Háblame de ese detective…
—No
te preocupes, Adolfo; parece un aficionado. No me extrañaría que fuese uno de
estos actores de teatro provincianos que ella tanto frecuenta. Confía en mí, te
dije que me casaría con ella y me casaré con ella, dame tiempo, solo necesito
tiempo…
—El
tiempo es lo que se me agota a mí, y también la paciencia… Llevas dos años
cortejándola y yo no veo resultados; más bien al contrario. Cuando teníais que
estar planeando vuestro matrimonio ella se te escapa a reflexionar. ¿Tú crees
que esto es para confiar en ti? Hasta un mono corteja con más acierto que tú.
Decididamente
ese no era su día —pensó el empresario—, pero se guardó muy mucho de expresarlo
porque su futuro suegro sí que era peligroso. Tenía en el bolsillo a la mitad
de funcionarios de aduanas de países como Colombia, Ecuador, Venezuela… Era
respetado a escala mundial y él solo era un pececillo al lado de un depredador
como él.
—Confía
en mí… ¿te he fallado alguna vez? —una mueca que quería ser una sonrisa se
perfiló en su cara.
—El
día que lo hagas serás hombre muerto, y tú lo sabes.
Así
de categórico se mostraba Adolfo Saavedra. A Ernesto se le aflojó un poco el
esfínter. Puso su cerebro a trabajar a marchas forzadas…
—Tengo
a Sergei en el caso. Es cuestión de tiempo que la encuentre y la traiga de
vuelta.
—¿Ese
matón? —Adolfo no ocultó un gesto de desaprobación—. Es tan gilipollas que le
pueden estar meando encima y él solo se enteraría cuando se le enfriasen los
pantalones. No encontraría ni a su madre en el puticlub en donde le parieron.
—Confío
en él. Lo que no entiendo es lo que pueda haber encontrado Penélope en Pamplona…
—¿Pamplona?
—el rostro de Adolfo Saavedra se volvió lívido como la cera—. No, no puede ser…
es imposible… ¿Quién te ha dicho que está en Pamplona? Es imposible…
—En
su carta lo pone bien claro… Pam-plo-na. Hace un par de días le llegó un
paquetito desde allí; y desde entonces ha estado un poco rara… ¿Qué tiene de
especial Pamplona?
—Me
cago en la madre que te parió, Ernesto. Encuéntrala. Y encuéntrala ya. ¿Me
oyes? Coge el puto coche, o un avión o lo que te salga de los huevos pero que
no se acerque a Pamplona. Te voy a dar una dirección y un nombre. Haz lo que
haga falta, pero que Penélope no se reúna con esta mujer. Tu vida depende de
ello…
Nunca
en los veinte años que hacía que se conocían había visto tan desencajado a su
futuro suegro. No sabía qué coño se escondía en Pamplona, pero haría lo que
hiciese falta para impedir ese encuentro. El político garabateó un nombre y una
dirección en un papel, tendiéndoselo con brutalidad:
—Después
de leerlo lo quemas; que no lo vea nadie más; llámame al teléfono seguro cuando
lo hayas solucionado. NO ME FALLES, —recalcó.
Con
un portazo dio por concluida la reunión, dejando a Ernesto sumido en un mar de
dudas. El empresario leyó desconcertado el papel: Covadonga Piamonte.

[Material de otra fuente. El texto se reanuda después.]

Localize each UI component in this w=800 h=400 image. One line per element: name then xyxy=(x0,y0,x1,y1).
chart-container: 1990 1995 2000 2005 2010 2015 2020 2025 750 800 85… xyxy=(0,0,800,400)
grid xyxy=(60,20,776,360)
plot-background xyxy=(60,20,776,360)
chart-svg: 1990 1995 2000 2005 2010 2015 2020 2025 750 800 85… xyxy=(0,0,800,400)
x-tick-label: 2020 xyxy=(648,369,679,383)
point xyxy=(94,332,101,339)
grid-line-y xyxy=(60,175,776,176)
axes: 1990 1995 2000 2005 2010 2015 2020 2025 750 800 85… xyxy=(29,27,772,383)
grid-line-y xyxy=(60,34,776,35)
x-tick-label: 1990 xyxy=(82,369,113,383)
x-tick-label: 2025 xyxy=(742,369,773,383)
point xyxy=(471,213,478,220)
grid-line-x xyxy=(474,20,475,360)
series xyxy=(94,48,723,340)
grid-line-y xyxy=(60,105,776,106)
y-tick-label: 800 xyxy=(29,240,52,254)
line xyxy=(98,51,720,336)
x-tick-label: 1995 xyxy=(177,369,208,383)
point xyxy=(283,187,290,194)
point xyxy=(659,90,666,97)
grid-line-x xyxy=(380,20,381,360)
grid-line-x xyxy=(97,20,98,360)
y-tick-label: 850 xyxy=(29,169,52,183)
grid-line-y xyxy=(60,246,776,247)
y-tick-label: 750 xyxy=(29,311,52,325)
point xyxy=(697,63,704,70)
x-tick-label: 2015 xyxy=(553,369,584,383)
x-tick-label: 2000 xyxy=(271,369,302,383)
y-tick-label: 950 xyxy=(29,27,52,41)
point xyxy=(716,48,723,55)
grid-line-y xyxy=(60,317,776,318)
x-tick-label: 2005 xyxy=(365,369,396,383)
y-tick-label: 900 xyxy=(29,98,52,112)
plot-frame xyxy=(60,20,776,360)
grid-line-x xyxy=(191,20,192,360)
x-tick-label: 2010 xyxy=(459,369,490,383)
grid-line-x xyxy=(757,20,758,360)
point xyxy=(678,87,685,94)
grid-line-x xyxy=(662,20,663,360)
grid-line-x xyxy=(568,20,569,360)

Residencia Sauce Llorón. Pamplona.
Por
más que ponía su mente a funcionar no había nada turbio en su pasado que le
acercase a Pamplona. Nunca había estado allí; pero si Adolfo le ordenaba ir
allí y solucionar lo que fuera que hubiese que solucionar él lo haría. Debía de
tratarse de algún asunto familiar; algo que solamente Adolfo alcanzaba a
comprender. Canceló todos los compromisos que tenía esa semana y llamó a
Malasangre, un sicario que de vez en cuando le solucionaba algún que otro
“problemilla”. Esa mujer no le causaría más problemas con Adolfo. “Menudo lunes
de mierda… Menuda semanita le esperaba” —pensó.